With nutrition power, you will lessen any inflammation that’s holding you back, and bring your body into 100% both for training and for winning!
Tip #6 – Practice Safe Sips
when training, use your hydration pack and train to keep yourself hydrated. One of the main reasons people bonk out of any race is due to improper hydration. Plan to drink a couple ounces every 15 minutes or so. This is get you in the habit of it during race day.
Tip #7 – Sleep Now or Forever Hold your Peace
Get into the habit of sleeping at least 8 hours. Training is hard on the body, but what’s even harder is training when your body lacks the adequate rest it so desperately needs.
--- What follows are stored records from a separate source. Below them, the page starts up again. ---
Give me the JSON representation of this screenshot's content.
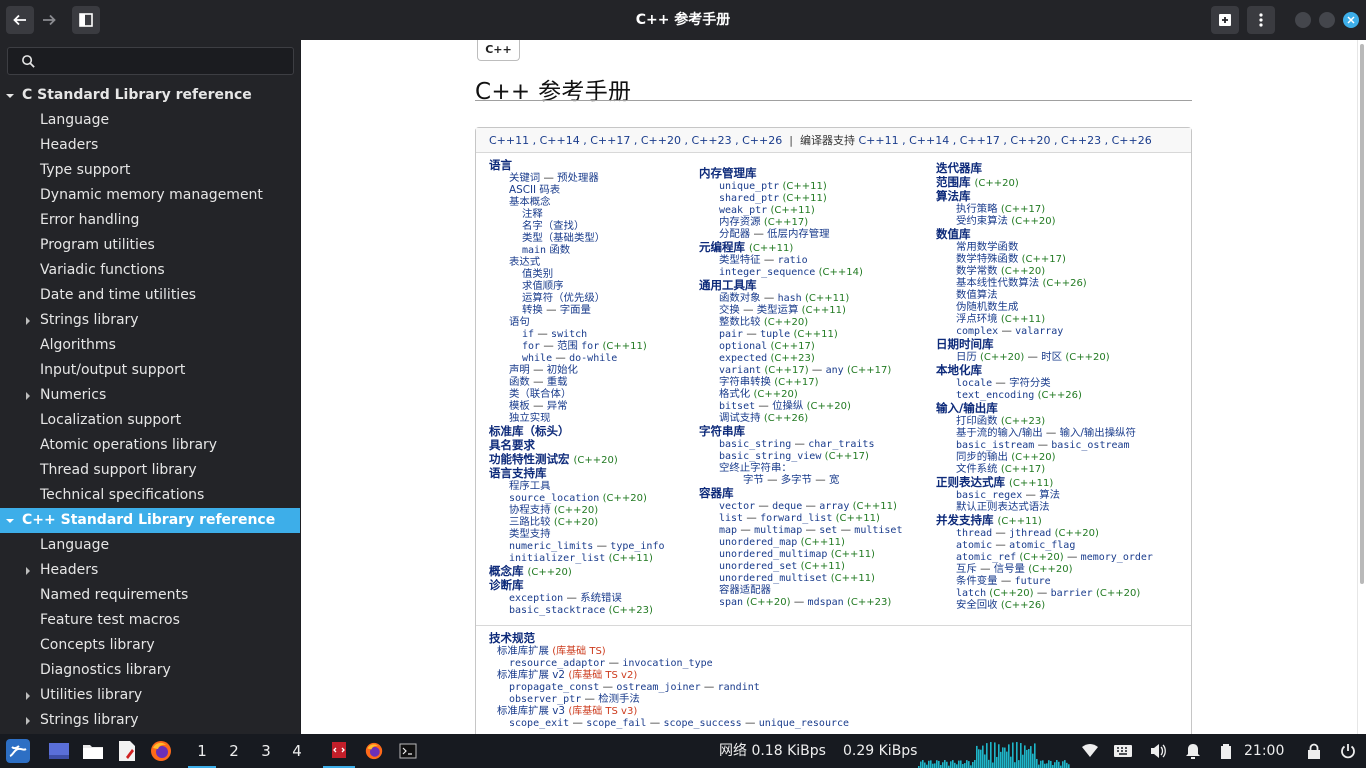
{
  "window": {
    "title": "C++ 参考手册"
  },
  "search": {
    "placeholder": ""
  },
  "sidebar": {
    "sections": [
      {
        "label": "C Standard Library reference",
        "expanded": true,
        "selected": false,
        "items": [
          {
            "label": "Language",
            "expandable": false
          },
          {
            "label": "Headers",
            "expandable": false
          },
          {
            "label": "Type support",
            "expandable": false
          },
          {
            "label": "Dynamic memory management",
            "expandable": false
          },
          {
            "label": "Error handling",
            "expandable": false
          },
          {
            "label": "Program utilities",
            "expandable": false
          },
          {
            "label": "Variadic functions",
            "expandable": false
          },
          {
            "label": "Date and time utilities",
            "expandable": false
          },
          {
            "label": "Strings library",
            "expandable": true
          },
          {
            "label": "Algorithms",
            "expandable": false
          },
          {
            "label": "Input/output support",
            "expandable": false
          },
          {
            "label": "Numerics",
            "expandable": true
          },
          {
            "label": "Localization support",
            "expandable": false
          },
          {
            "label": "Atomic operations library",
            "expandable": false
          },
          {
            "label": "Thread support library",
            "expandable": false
          },
          {
            "label": "Technical specifications",
            "expandable": false
          }
        ]
      },
      {
        "label": "C++ Standard Library reference",
        "expanded": true,
        "selected": true,
        "items": [
          {
            "label": "Language",
            "expandable": false
          },
          {
            "label": "Headers",
            "expandable": true
          },
          {
            "label": "Named requirements",
            "expandable": false
          },
          {
            "label": "Feature test macros",
            "expandable": false
          },
          {
            "label": "Concepts library",
            "expandable": false
          },
          {
            "label": "Diagnostics library",
            "expandable": false
          },
          {
            "label": "Utilities library",
            "expandable": true
          },
          {
            "label": "Strings library",
            "expandable": true
          }
        ]
      }
    ]
  },
  "page": {
    "tab": "C++",
    "title": "C++ 参考手册",
    "versions": [
      "C++11",
      "C++14",
      "C++17",
      "C++20",
      "C++23",
      "C++26"
    ],
    "compiler_label": "编译器支持",
    "compiler_versions": [
      "C++11",
      "C++14",
      "C++17",
      "C++20",
      "C++23",
      "C++26"
    ],
    "columns": [
      [
        {
          "k": "h",
          "t": "语言"
        },
        {
          "k": "i1",
          "t": "关键词 — 预处理器"
        },
        {
          "k": "i1",
          "t": "ASCII 码表"
        },
        {
          "k": "i1",
          "t": "基本概念"
        },
        {
          "k": "i2",
          "t": "注释"
        },
        {
          "k": "i2",
          "t": "名字（查找）"
        },
        {
          "k": "i2",
          "t": "类型（基础类型）"
        },
        {
          "k": "i2",
          "t": "main 函数"
        },
        {
          "k": "i1",
          "t": "表达式"
        },
        {
          "k": "i2",
          "t": "值类别"
        },
        {
          "k": "i2",
          "t": "求值顺序"
        },
        {
          "k": "i2",
          "t": "运算符（优先级）"
        },
        {
          "k": "i2",
          "t": "转换 — 字面量"
        },
        {
          "k": "i1",
          "t": "语句"
        },
        {
          "k": "i2",
          "t": "if — switch"
        },
        {
          "k": "i2",
          "t": "for — 范围 for",
          "v": "(C++11)"
        },
        {
          "k": "i2",
          "t": "while — do-while"
        },
        {
          "k": "i1",
          "t": "声明 — 初始化"
        },
        {
          "k": "i1",
          "t": "函数 — 重载"
        },
        {
          "k": "i1",
          "t": "类（联合体）"
        },
        {
          "k": "i1",
          "t": "模板 — 异常"
        },
        {
          "k": "i1",
          "t": "独立实现"
        },
        {
          "k": "h",
          "t": "标准库（标头）"
        },
        {
          "k": "h",
          "t": "具名要求"
        },
        {
          "k": "h",
          "t": "功能特性测试宏",
          "v": "(C++20)"
        },
        {
          "k": "h",
          "t": "语言支持库"
        },
        {
          "k": "i1",
          "t": "程序工具"
        },
        {
          "k": "i1",
          "t": "source_location",
          "v": "(C++20)"
        },
        {
          "k": "i1",
          "t": "协程支持",
          "v": "(C++20)"
        },
        {
          "k": "i1",
          "t": "三路比较",
          "v": "(C++20)"
        },
        {
          "k": "i1",
          "t": "类型支持"
        },
        {
          "k": "i1",
          "t": "numeric_limits — type_info"
        },
        {
          "k": "i1",
          "t": "initializer_list",
          "v": "(C++11)"
        },
        {
          "k": "h",
          "t": "概念库",
          "v": "(C++20)"
        },
        {
          "k": "h",
          "t": "诊断库"
        },
        {
          "k": "i1",
          "t": "exception — 系统错误"
        },
        {
          "k": "i1",
          "t": "basic_stacktrace",
          "v": "(C++23)"
        }
      ],
      [
        {
          "k": "h",
          "t": "内存管理库"
        },
        {
          "k": "i1",
          "t": "unique_ptr",
          "v": "(C++11)"
        },
        {
          "k": "i1",
          "t": "shared_ptr",
          "v": "(C++11)"
        },
        {
          "k": "i1",
          "t": "weak_ptr",
          "v": "(C++11)"
        },
        {
          "k": "i1",
          "t": "内存资源",
          "v": "(C++17)"
        },
        {
          "k": "i1",
          "t": "分配器 — 低层内存管理"
        },
        {
          "k": "h",
          "t": "元编程库",
          "v": "(C++11)"
        },
        {
          "k": "i1",
          "t": "类型特征 — ratio"
        },
        {
          "k": "i1",
          "t": "integer_sequence",
          "v": "(C++14)"
        },
        {
          "k": "h",
          "t": "通用工具库"
        },
        {
          "k": "i1",
          "t": "函数对象 — hash",
          "v": "(C++11)"
        },
        {
          "k": "i1",
          "t": "交换 — 类型运算",
          "v": "(C++11)"
        },
        {
          "k": "i1",
          "t": "整数比较",
          "v": "(C++20)"
        },
        {
          "k": "i1",
          "t": "pair — tuple",
          "v": "(C++11)"
        },
        {
          "k": "i1",
          "t": "optional",
          "v": "(C++17)"
        },
        {
          "k": "i1",
          "t": "expected",
          "v": "(C++23)"
        },
        {
          "k": "i1",
          "t": "variant (C++17) — any",
          "v": "(C++17)"
        },
        {
          "k": "i1",
          "t": "字符串转换",
          "v": "(C++17)"
        },
        {
          "k": "i1",
          "t": "格式化",
          "v": "(C++20)"
        },
        {
          "k": "i1",
          "t": "bitset — 位操纵",
          "v": "(C++20)"
        },
        {
          "k": "i1",
          "t": "调试支持",
          "v": "(C++26)"
        },
        {
          "k": "h",
          "t": "字符串库"
        },
        {
          "k": "i1",
          "t": "basic_string — char_traits"
        },
        {
          "k": "i1",
          "t": "basic_string_view",
          "v": "(C++17)"
        },
        {
          "k": "i1",
          "t": "空终止字符串："
        },
        {
          "k": "i3",
          "t": "字节 — 多字节 — 宽"
        },
        {
          "k": "h",
          "t": "容器库"
        },
        {
          "k": "i1",
          "t": "vector — deque — array",
          "v": "(C++11)"
        },
        {
          "k": "i1",
          "t": "list — forward_list",
          "v": "(C++11)"
        },
        {
          "k": "i1",
          "t": "map — multimap — set — multiset"
        },
        {
          "k": "i1",
          "t": "unordered_map",
          "v": "(C++11)"
        },
        {
          "k": "i1",
          "t": "unordered_multimap",
          "v": "(C++11)"
        },
        {
          "k": "i1",
          "t": "unordered_set",
          "v": "(C++11)"
        },
        {
          "k": "i1",
          "t": "unordered_multiset",
          "v": "(C++11)"
        },
        {
          "k": "i1",
          "t": "容器适配器"
        },
        {
          "k": "i1",
          "t": "span (C++20) — mdspan",
          "v": "(C++23)"
        }
      ],
      [
        {
          "k": "h",
          "t": "迭代器库"
        },
        {
          "k": "h",
          "t": "范围库",
          "v": "(C++20)"
        },
        {
          "k": "h",
          "t": "算法库"
        },
        {
          "k": "i1",
          "t": "执行策略",
          "v": "(C++17)"
        },
        {
          "k": "i1",
          "t": "受约束算法",
          "v": "(C++20)"
        },
        {
          "k": "h",
          "t": "数值库"
        },
        {
          "k": "i1",
          "t": "常用数学函数"
        },
        {
          "k": "i1",
          "t": "数学特殊函数",
          "v": "(C++17)"
        },
        {
          "k": "i1",
          "t": "数学常数",
          "v": "(C++20)"
        },
        {
          "k": "i1",
          "t": "基本线性代数算法",
          "v": "(C++26)"
        },
        {
          "k": "i1",
          "t": "数值算法"
        },
        {
          "k": "i1",
          "t": "伪随机数生成"
        },
        {
          "k": "i1",
          "t": "浮点环境",
          "v": "(C++11)"
        },
        {
          "k": "i1",
          "t": "complex — valarray"
        },
        {
          "k": "h",
          "t": "日期时间库"
        },
        {
          "k": "i1",
          "t": "日历 (C++20) — 时区",
          "v": "(C++20)"
        },
        {
          "k": "h",
          "t": "本地化库"
        },
        {
          "k": "i1",
          "t": "locale — 字符分类"
        },
        {
          "k": "i1",
          "t": "text_encoding",
          "v": "(C++26)"
        },
        {
          "k": "h",
          "t": "输入/输出库"
        },
        {
          "k": "i1",
          "t": "打印函数",
          "v": "(C++23)"
        },
        {
          "k": "i1",
          "t": "基于流的输入/输出 — 输入/输出操纵符"
        },
        {
          "k": "i1",
          "t": "basic_istream — basic_ostream"
        },
        {
          "k": "i1",
          "t": "同步的输出",
          "v": "(C++20)"
        },
        {
          "k": "i1",
          "t": "文件系统",
          "v": "(C++17)"
        },
        {
          "k": "h",
          "t": "正则表达式库",
          "v": "(C++11)"
        },
        {
          "k": "i1",
          "t": "basic_regex — 算法"
        },
        {
          "k": "i1",
          "t": "默认正则表达式语法"
        },
        {
          "k": "h",
          "t": "并发支持库",
          "v": "(C++11)"
        },
        {
          "k": "i1",
          "t": "thread — jthread",
          "v": "(C++20)"
        },
        {
          "k": "i1",
          "t": "atomic — atomic_flag"
        },
        {
          "k": "i1",
          "t": "atomic_ref (C++20) — memory_order"
        },
        {
          "k": "i1",
          "t": "互斥 — 信号量",
          "v": "(C++20)"
        },
        {
          "k": "i1",
          "t": "条件变量 — future"
        },
        {
          "k": "i1",
          "t": "latch (C++20) — barrier",
          "v": "(C++20)"
        },
        {
          "k": "i1",
          "t": "安全回收",
          "v": "(C++26)"
        }
      ]
    ],
    "tech_specs": [
      {
        "k": "h",
        "t": "技术规范"
      },
      {
        "k": "ts1",
        "t": "标准库扩展",
        "b": "(库基础 TS)"
      },
      {
        "k": "i1",
        "t": "resource_adaptor — invocation_type"
      },
      {
        "k": "ts1",
        "t": "标准库扩展 v2",
        "b": "(库基础 TS v2)"
      },
      {
        "k": "i1",
        "t": "propagate_const — ostream_joiner — randint"
      },
      {
        "k": "i1",
        "t": "observer_ptr — 检测手法"
      },
      {
        "k": "ts1",
        "t": "标准库扩展 v3",
        "b": "(库基础 TS v3)"
      },
      {
        "k": "i1",
        "t": "scope_exit — scope_fail — scope_success — unique_resource"
      }
    ]
  },
  "taskbar": {
    "desktops": [
      "1",
      "2",
      "3",
      "4"
    ],
    "active_desktop": "1",
    "net_label": "网络",
    "download": "0.18 KiBps",
    "upload": "0.29 KiBps",
    "clock": "21:00",
    "colors": {
      "accent": "#3daee9",
      "graph": "#1eb6c9"
    }
  }
}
Start going to bed at least 30 minutes earlier for starters. Lack of sleep creates a stressed state in the body which can also lead to fatigue and lowered immune function….two things you really don’t want before a race.
Tip #8 – Tackle Technique
Every aspect of your stroke has to be tackled, from your reach to your recovery. This is the foundation of a solid stroking paddler. For tips on where to begin with your stroke, I recommend this most excellent blog by Dave Kalama: http://www.davidkalama.com/category/technique/
Tip #9 – D-day. “D”day you win, that is
On the day of your race, a great pre-race warm up is to take some time and hit the water with only 50% effort, while really honing on your technique.
This is a SUPer strong way to warm up and remind your mind of your technique so that as that adrenal hits you at the starting gate, you can slam out some power along with that fresh technique.
Tip #10 – Locals Only
If the race course is an area you aren’t familiar with, then get familiar with the locals and ask them about the water, wind, chop, currents, swells, etc. Just make sure if they are racing too, that you let them draft since with all these tips you are sure to be in the lead!